Une fois la machine virtuelle créée, j’éteins celle-ci, puis j’active Encryption at host dans les paramétrages des disques :

Je redémarre la machine virtuelle, puis je constate dans l’affichage du diagnostic le bon démarrage de celle-ci :

Conclusion
Au final, SSE et Encryption at Host couvrent aujourd’hui l’essentiel des besoins, avec un impact quasi nul sur la VM et une gestion simplifiée. SSE reste la base, toujours activée, tandis qu’Encryption at Host ajoute une couche complète de protection sans coût CPU notable.
ADE fonctionne encore, mais son intégration à l’OS et sa charge CPU supplémentaire en font une solution plus lourde à exploiter. Avec les résultats obtenus et sa dépréciation annoncée, il devient clairement le mécanisme à éviter pour les nouvelles machines virtuelles.
- SSE : excellente base, impact minimal, tout est géré par la plateforme.
- Encryption at Host : même niveau de performance que SSE, avec la garantie que toutes les couches (OS, data, cache, disque temporaire) sont chiffrées directement par l’hyperviseur.

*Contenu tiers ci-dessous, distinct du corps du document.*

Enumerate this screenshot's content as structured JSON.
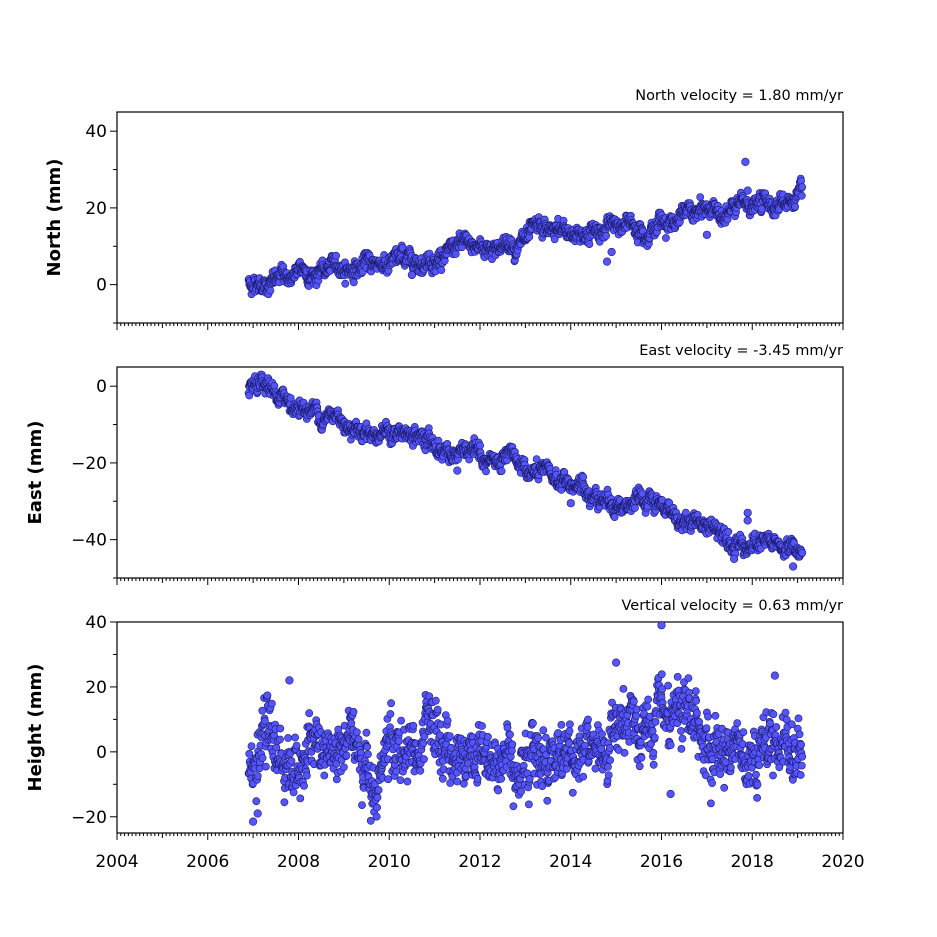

- ADE : Performances disque similaires, mais CPU plus élevé, dû au chiffrement dans la VM. Cela confirme pourquoi ce mode est progressivement remplacé par les autres mécanismes gérés par la plateforme.
Pour la majorité des workloads, Encryption at Host apparaît désormais comme l’option la plus propre, la plus simple et la plus pérenne.